DBsurf: A Discrepancy Based Method for Discrete Stochastic Gradient Estimation
This addresses gradient estimation issues in fields like machine learning and engineering, offering incremental improvements for tasks such as VAE training and neural architecture search.
The paper tackles the problem of inaccurate gradient estimation in discrete stochastic settings by introducing DBsurf, a reinforce-based estimator that reduces discrepancy between samples and the distribution, achieving the lowest variance in a benchmark least squares problem and best results for training VAEs across datasets.

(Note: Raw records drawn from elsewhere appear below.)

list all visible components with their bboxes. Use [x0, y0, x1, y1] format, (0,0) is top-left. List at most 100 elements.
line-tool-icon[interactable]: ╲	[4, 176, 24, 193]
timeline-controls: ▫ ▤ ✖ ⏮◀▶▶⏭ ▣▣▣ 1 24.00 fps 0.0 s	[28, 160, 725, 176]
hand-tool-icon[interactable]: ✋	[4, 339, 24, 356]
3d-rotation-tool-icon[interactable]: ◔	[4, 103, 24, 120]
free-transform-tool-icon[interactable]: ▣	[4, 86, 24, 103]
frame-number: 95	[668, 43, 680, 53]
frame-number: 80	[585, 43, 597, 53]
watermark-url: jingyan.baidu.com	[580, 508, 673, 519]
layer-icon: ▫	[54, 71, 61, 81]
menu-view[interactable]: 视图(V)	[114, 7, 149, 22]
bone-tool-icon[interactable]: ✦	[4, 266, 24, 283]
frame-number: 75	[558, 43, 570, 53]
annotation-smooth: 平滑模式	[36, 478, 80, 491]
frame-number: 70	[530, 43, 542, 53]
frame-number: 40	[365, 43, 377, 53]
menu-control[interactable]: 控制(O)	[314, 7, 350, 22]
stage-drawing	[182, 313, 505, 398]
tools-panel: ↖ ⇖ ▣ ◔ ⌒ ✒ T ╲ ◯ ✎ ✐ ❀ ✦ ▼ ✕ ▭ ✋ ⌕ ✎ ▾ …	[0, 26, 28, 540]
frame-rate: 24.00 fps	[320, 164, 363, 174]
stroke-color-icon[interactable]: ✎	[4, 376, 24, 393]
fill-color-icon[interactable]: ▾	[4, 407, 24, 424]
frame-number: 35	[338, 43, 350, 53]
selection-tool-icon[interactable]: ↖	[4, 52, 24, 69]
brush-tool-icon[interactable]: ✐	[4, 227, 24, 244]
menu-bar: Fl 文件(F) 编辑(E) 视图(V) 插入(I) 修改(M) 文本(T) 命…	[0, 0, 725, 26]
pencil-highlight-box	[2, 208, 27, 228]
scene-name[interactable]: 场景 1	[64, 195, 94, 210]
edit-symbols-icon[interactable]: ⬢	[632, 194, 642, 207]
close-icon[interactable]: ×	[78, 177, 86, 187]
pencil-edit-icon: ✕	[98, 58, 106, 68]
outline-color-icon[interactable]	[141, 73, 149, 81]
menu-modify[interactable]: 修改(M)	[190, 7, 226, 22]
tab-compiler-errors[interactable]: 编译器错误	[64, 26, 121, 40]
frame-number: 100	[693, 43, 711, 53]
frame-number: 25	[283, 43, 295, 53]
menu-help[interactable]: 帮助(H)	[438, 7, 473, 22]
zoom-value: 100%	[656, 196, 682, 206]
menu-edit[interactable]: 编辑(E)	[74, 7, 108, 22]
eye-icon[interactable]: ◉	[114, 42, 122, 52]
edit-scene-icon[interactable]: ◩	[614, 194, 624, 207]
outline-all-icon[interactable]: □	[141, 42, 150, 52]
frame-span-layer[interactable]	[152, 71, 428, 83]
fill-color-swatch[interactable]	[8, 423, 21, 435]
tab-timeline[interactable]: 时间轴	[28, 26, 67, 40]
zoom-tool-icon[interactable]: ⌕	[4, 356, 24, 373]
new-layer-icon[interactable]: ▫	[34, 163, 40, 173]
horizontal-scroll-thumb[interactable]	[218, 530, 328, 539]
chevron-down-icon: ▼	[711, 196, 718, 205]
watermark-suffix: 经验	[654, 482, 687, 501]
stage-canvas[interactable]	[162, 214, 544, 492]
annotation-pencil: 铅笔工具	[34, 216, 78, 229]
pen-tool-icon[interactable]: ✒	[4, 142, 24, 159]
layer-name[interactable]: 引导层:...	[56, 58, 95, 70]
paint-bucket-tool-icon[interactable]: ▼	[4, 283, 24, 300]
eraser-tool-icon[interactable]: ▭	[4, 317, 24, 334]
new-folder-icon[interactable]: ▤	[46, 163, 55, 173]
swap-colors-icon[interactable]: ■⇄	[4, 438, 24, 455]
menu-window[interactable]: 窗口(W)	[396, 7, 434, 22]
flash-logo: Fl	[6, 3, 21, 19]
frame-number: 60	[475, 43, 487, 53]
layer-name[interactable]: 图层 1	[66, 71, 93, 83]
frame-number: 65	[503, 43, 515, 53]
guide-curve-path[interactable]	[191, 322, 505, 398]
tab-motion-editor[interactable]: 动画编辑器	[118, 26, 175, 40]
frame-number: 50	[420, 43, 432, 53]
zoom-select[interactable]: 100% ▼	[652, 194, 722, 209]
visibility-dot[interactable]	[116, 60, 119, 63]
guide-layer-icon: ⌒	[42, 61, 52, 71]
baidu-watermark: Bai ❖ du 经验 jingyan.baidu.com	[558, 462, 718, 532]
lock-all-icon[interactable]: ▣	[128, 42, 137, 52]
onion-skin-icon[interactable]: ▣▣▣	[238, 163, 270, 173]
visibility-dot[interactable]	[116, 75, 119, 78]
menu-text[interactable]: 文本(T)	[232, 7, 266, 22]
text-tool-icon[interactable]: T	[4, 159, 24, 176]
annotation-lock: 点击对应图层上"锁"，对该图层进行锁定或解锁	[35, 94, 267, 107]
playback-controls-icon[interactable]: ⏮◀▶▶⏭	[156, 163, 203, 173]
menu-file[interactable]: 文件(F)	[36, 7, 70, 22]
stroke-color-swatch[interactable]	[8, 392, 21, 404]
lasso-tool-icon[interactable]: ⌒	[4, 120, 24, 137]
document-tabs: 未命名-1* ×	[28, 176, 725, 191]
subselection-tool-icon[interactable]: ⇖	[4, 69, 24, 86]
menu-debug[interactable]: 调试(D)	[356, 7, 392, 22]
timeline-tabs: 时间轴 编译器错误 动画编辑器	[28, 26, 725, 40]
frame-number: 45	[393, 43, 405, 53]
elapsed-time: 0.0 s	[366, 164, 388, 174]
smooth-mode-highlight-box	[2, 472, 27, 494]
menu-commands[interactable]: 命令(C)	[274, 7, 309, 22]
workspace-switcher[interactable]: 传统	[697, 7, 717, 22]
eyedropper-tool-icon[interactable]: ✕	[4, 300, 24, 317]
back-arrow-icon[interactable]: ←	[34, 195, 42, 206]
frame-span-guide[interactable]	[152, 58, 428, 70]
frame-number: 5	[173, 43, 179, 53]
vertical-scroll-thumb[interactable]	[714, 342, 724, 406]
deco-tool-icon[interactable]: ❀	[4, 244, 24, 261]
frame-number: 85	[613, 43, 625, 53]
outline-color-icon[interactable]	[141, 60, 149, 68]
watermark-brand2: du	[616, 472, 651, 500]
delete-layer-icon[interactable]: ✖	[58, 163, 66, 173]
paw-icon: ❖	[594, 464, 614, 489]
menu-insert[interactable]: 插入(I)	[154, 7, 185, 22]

Computing gradients of an expectation with respect to the distributional parameters of a discrete distribution is a problem arising in many fields of science and engineering. Typically, this problem is tackled using Reinforce, which frames the problem of gradient estimation as a Monte Carlo simulation. Unfortunately, the Reinforce estimator is especially sensitive to discrepancies between the true probability distribution and the drawn samples, a common issue in low sampling regimes that results in inaccurate gradient estimates. In this paper, we introduce DBsurf, a reinforce-based estimator for discrete distributions that uses a novel sampling procedure to reduce the discrepancy between the samples and the actual distribution. To assess the performance of our estimator, we subject it to a diverse set of tasks. Among existing estimators, DBsurf attains the lowest variance in a least squares problem commonly used in the literature for benchmarking. Furthermore, DBsurf achieves the best results for training variational auto-encoders (VAE) across different datasets and sampling setups. Finally, we apply DBsurf to build a simple and efficient Neural Architecture Search (NAS) algorithm with state-of-the-art performance.